Demonstration recognized discrimination against people of color
THE SANTA CLARA
October 30, 2014
Last week, nearly 60 students laid down on chalk outlines of bodies drawn in front of Shapell Lounge to mimic the appearance of a crime scene.
At the end of their demonstration, the students stood in a circle, held hands and sang “Lift Every Voice and Sing,” the black national anthem.
To protest police brutality, members of Igwebuike, Santa Clara’s black student union, held a demonstration for National Anti Police Brutality Day on Oct. 22.
Igwebuike co-chairs, juniors Lauren Gardiner and Semani Yehdego, organized the protest in an effort to raise public awareness of police brutality against unarmed citizens. Gardiner said part of Igwebuike’s job on campus is to represent people of color. She said the demonstration accomplished this goal, since victims of police-initiated violence are disproportionately black.
The issue of police violence against African Americans recently gained national attention after a police officer shot black teenager Michael Brown in Ferguson, Miss. this August. Outrage among the black community about the shooting sparked a series of protests in Ferguson, which gained national attention.
Among the Ferguson protesters was author and activist Cornel West, who was arrested on Oct. 13, just 10 days after he visited Santa Clara to speak about activism within the black community. Yehdego said West’s arrest helped inspire Igwebuike’s decision to hold the demonstrations.

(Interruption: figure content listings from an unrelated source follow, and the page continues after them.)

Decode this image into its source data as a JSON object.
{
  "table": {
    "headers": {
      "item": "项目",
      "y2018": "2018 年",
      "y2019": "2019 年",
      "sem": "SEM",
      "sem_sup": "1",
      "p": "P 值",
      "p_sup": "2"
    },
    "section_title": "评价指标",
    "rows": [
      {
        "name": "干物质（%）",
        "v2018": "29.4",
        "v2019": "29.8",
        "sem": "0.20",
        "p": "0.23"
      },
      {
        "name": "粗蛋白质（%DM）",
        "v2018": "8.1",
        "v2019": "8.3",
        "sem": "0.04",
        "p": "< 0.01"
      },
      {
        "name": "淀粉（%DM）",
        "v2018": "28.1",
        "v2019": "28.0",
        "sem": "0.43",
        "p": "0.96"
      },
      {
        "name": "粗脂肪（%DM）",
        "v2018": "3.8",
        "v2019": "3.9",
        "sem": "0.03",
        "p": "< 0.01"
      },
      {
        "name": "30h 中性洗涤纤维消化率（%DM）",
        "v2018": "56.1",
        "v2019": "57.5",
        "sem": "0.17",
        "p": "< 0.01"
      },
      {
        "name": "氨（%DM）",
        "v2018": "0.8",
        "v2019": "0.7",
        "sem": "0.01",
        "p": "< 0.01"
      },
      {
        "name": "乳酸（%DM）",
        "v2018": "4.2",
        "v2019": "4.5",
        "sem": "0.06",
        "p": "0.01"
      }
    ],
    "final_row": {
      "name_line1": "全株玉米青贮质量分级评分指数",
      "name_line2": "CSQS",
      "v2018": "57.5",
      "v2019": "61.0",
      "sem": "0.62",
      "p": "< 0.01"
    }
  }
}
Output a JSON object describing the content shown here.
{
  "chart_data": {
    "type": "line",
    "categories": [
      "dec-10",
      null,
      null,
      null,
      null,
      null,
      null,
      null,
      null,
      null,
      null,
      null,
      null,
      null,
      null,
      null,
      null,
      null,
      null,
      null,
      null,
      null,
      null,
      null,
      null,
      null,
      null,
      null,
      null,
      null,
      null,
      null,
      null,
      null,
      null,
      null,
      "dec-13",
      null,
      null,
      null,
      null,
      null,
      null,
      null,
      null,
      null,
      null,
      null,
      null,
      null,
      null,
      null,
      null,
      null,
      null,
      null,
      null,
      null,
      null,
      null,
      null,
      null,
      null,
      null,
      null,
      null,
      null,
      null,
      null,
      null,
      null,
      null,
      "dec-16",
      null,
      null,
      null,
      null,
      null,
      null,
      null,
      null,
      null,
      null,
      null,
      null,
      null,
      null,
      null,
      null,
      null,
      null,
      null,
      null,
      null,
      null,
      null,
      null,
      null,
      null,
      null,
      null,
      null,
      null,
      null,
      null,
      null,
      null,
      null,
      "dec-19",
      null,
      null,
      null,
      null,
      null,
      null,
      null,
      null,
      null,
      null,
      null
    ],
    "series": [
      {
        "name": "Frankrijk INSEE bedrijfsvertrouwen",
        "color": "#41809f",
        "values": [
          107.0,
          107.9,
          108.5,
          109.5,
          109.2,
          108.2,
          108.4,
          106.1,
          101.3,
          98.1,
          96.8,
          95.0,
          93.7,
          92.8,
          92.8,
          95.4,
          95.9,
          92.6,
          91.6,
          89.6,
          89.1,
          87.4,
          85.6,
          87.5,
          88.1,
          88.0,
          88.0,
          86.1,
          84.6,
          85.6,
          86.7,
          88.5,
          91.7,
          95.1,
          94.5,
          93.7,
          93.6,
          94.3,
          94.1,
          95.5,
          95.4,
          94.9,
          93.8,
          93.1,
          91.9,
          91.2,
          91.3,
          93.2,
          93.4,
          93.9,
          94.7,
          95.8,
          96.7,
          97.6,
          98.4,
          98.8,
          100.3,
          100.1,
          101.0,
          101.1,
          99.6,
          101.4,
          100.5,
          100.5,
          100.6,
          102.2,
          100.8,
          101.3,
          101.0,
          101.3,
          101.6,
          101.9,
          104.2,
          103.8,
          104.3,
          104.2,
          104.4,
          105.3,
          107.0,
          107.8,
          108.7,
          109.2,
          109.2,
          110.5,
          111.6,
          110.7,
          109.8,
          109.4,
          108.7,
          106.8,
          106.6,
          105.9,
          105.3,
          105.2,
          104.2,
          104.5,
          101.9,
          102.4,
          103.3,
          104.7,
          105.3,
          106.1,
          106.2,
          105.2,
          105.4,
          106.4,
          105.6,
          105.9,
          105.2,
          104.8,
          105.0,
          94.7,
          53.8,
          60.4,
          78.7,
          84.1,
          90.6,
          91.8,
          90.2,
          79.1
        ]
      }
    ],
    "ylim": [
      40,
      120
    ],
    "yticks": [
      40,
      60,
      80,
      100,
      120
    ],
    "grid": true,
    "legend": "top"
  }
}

“(The Igwebuike protest) demonstrates (Santa Clara’s) mission,” Yehdego said. “This is how we can show what we’ve learned about social justice.”
The demonstrators did not solely pay tribute to black victims, nor did they deride police officers.
Yehdego said that she has friends and family in law enforcement, and that she has no ill will towards the institution or towards the people in law enforcement.
“We’re not calling for a war on police officers,” she said. “It’s just our way of saying that people shouldn’t be killed if they’re not armed and dangerous.”
Junior Kendall McIntosh, who participated in the demonstration, said that although the message of the protest may not reach far beyond campus, he participated because the cause is important to him and to the rest of the black community.
“Each generation has their own protest or movement,” he added. “This one could be ours.”